In his essay Radioactive Intimacies: The Making of Worldwide Wastelands in Marie Clements’s Burning Vision, author Lou Cornum reflects on the work of Marie Clement, saying “although not directly addressed in the play, in 1998, as Clements points out in a timeline distributed to the audience at performances and printed in the published play’s front matter, six residents from the Dene territory traveled to Hiroshima to “pay respects on the anniversary of the detonation of the atomic bomb.” They traveled, unaccompanied and unacknowledged by anyone from the Canadian government, “to draw a cosmic circle between the events and connect their two communities in a shared discourse of mourning and experience.” In this instance, Indigenous peoples actively chose to move across a line previously governed by the lethal desires of war. In understanding their role in the destruction overseas, the Dene people went beyond the obfuscation of the widespread system of violence the atomic bomb activated. Dorothy Purley, a Laguna Acoma Pueblo woman, has also made several trips to Japan to establish her link to the devastation of the nuclear blasts at Hiroshima and Nagasaki. These trips are transgressive insofar as these Indigenous subjects travel between and inscribe their own sense of worth onto spaces that have been relegated by the American state as wastelands. In creating this bridge of solidarity between two supposedly expendable locations, the travelers not only bring attention to the network of violence brought on by nuclear weapons but also show ways in which victims of the apocalypse can make meaning and establish relationships out of the rubble of history.”

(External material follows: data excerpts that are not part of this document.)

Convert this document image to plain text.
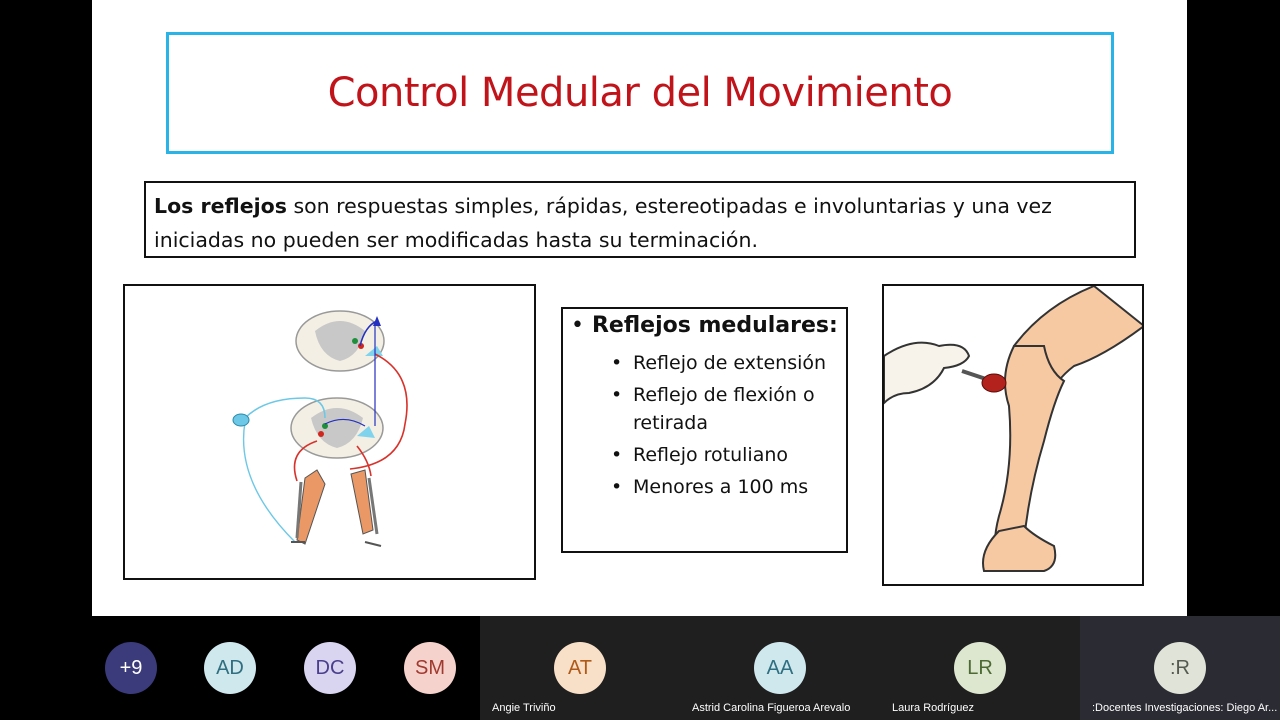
Control Medular del Movimiento
Los reflejos son respuestas simples, rápidas, estereotipadas e involuntarias y una vez iniciadas no pueden ser modificadas hasta su terminación.
• Reflejos medulares:
• Reflejo de extensión
• Reflejo de flexión o retirada
• Reflejo rotuliano
• Menores a 100 ms
+9	AD	DC	SM	AT
Angie Triviño
AA
Astrid Carolina Figueroa Arevalo
LR
Laura Rodríguez
:R
:Docentes Investigaciones: Diego Ar...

Research like Van Camp and Clement’s is a wider part of how we weave together dissparate narratives held previously by the intellectual imperialism marked by colonial society – breaking down the monolithic stories that hold us apart from one another, under brave should like Van Camp and Clements share a different side to the same story. Not necessarily a better story, as these stories are still the collective heartache we all share, but just like resetting a bone that was not properly healed, or the clearing of an infected wound, sometimes we have to clear out was is harmful, to bring in what might heal.